# Strange white stuff in jar of meat



## wmsff (Jun 10, 2010)

http://emob1221.photobucket.com/albums/dd473/wmsff/photo-1.jpg

I am fairly new to canning meat. Does anyone know what this is or if it's normal?

This is in several jars of beef.

Sorry it's so small, I'm still having problems figuring out how. To post pics on the phone.

Thanks all


----------



## Vickie44 (Jul 27, 2010)

Did you put salt or flour in there ?


----------



## Guest (Sep 30, 2011)

looks a lot like fat


----------



## LonelyNorthwind (Mar 6, 2010)

Yeah, it's just fat. Looks good!


----------



## joyfulheart (Mar 26, 2009)

Yep, fat. You're fine.

As long as everything is sealed up good, it's just fine.


----------



## wmsff (Jun 10, 2010)

There is no flour, only sea salt. The white stuff is mostly at the top and looks quite different from the fat which settles at the top. The fat is an off white this stuff is solid white. I also noticed several pieces lower in the jars with spots of white on them.

I'm gunna be irritated if I messed up these jars; there are probably two cases of beef.


----------



## suitcase_sally (Mar 20, 2006)

Fat can take many forms. It can be like what you see on your steak, or, it can be the breakdown of connective tissue in the meat. There will be times when you think you have removed every itsy, bitsy, microscopic piece of "extra stuff" in your beef, but after canning - WHAM! - there it is. 

You did fine!


----------



## Cyngbaeld (May 20, 2004)

Looks yummy! Nice job!


----------



## Tammy1 (Aug 31, 2011)

Wmsff, Thank you for posting the picture and question. This is my first year of canning meat and the picture and all the answers has been very helpful!


----------



## wmsff (Jun 10, 2010)

Wow. Thanks again all. My hubby is not very supportive when it comes to prepping, and if I had to toss a whole bunch because of an error on my part ... It would not be good.

I think I will crack one open next week and have some beef stew!


----------



## suitcase_sally (Mar 20, 2006)

It's very good over a bed of rice, too! Drain most of the liquid off the beef and add to the water to make the rice. Leave enough in the beef so it doesn't scorch when you heat it.


----------



## marytx (Dec 4, 2002)

Also good as pepper steak. Saute onion and bell peppers, add the beef, liquid and all, and just enough flour or corn starch to thicken the liquid a little. Maybe a little soy sauce, then serve with rice.


----------



## Danaus29 (Sep 12, 2005)

Makes a good beef noodle dish! Just dump the jar an a saucepan, add some water and a couple bouillon cubes and bring to a boil. Add noodles and cook until noodles are done.

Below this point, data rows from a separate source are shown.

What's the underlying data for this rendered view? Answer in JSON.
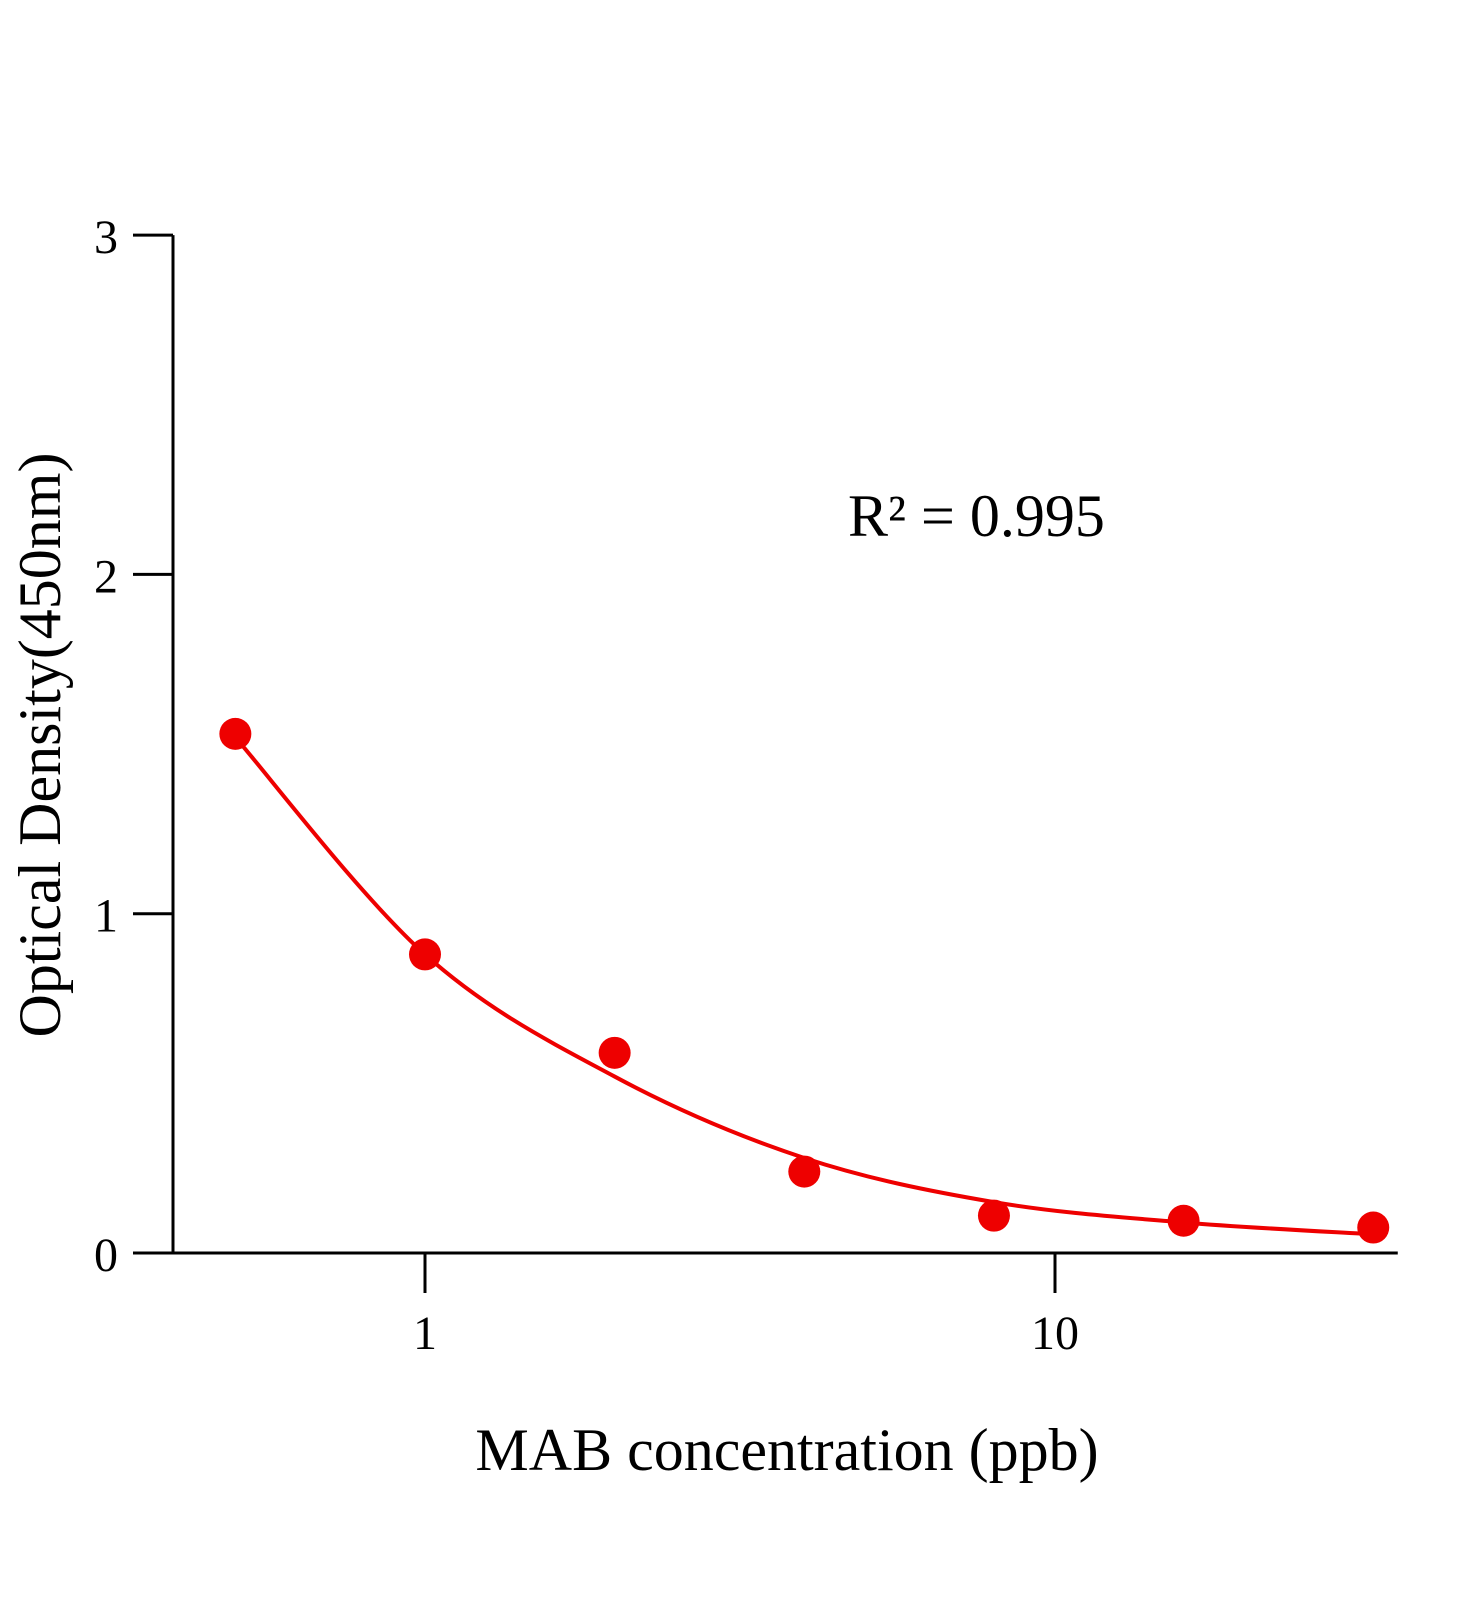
{
  "chart_data": {
    "type": "scatter",
    "title": "",
    "xlabel": "MAB concentration (ppb)",
    "ylabel": "Optical Density(450nm)",
    "x_scale": "log",
    "xlim": [
      0.35,
      35
    ],
    "ylim": [
      0,
      3
    ],
    "x_ticks": [
      1,
      10
    ],
    "x_tick_labels": [
      "1",
      "10"
    ],
    "y_ticks": [
      0,
      1,
      2,
      3
    ],
    "y_tick_labels": [
      "0",
      "1",
      "2",
      "3"
    ],
    "grid": false,
    "legend": "none",
    "annotation": "R² = 0.995",
    "color": "#ee0000",
    "points": {
      "x": [
        0.5,
        1,
        2,
        4,
        8,
        16,
        32
      ],
      "y": [
        1.53,
        0.88,
        0.59,
        0.24,
        0.11,
        0.095,
        0.075
      ]
    },
    "fit_curve": {
      "x": [
        0.5,
        1,
        2,
        4,
        8,
        16,
        32
      ],
      "y": [
        1.52,
        0.88,
        0.52,
        0.28,
        0.15,
        0.09,
        0.055
      ]
    }
  }
}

Either remove and dispose of the fat when you open the jar or put it in with the meat when cooking. It won't hurt anything. Your jar looks just like every other jar of canned beef I have seen. Good job!


----------



## ittybiddyfarm (2 mo ago)

wmsff said:


> http://emob1221.photobucket.com/albums/dd473/wmsff/photo-1.jpg
> 
> I am fairly new to canning meat. Does anyone know what this is or if it's normal?
> 
> ...


I’m unable to see the photo, but I have a similar question. The white on top of a couple jars looks different than the fat. I was hoping to see your photo of it too.


----------



## Danaus29 (Sep 12, 2005)

This thread is 11 years old which is why you can't see the photo. If you post a picture of yours in a new thread you will get the opinions of several experienced canners.


----------



## ittybiddyfarm (2 mo ago)

Danaus29 said:


> This thread is 11 years old which is why you can't see the photo. If you post a picture of yours in a new thread you will get the opinions of several experienced canners.


LOL i read that as Oct 2021! Oh how embarrassing! 🤭


----------



## Danaus29 (Sep 12, 2005)

ittybiddyfarm said:


> LOL i read that as Oct 2021! Oh how embarrassing! 🤭


It's okay. It happens sometimes.


----------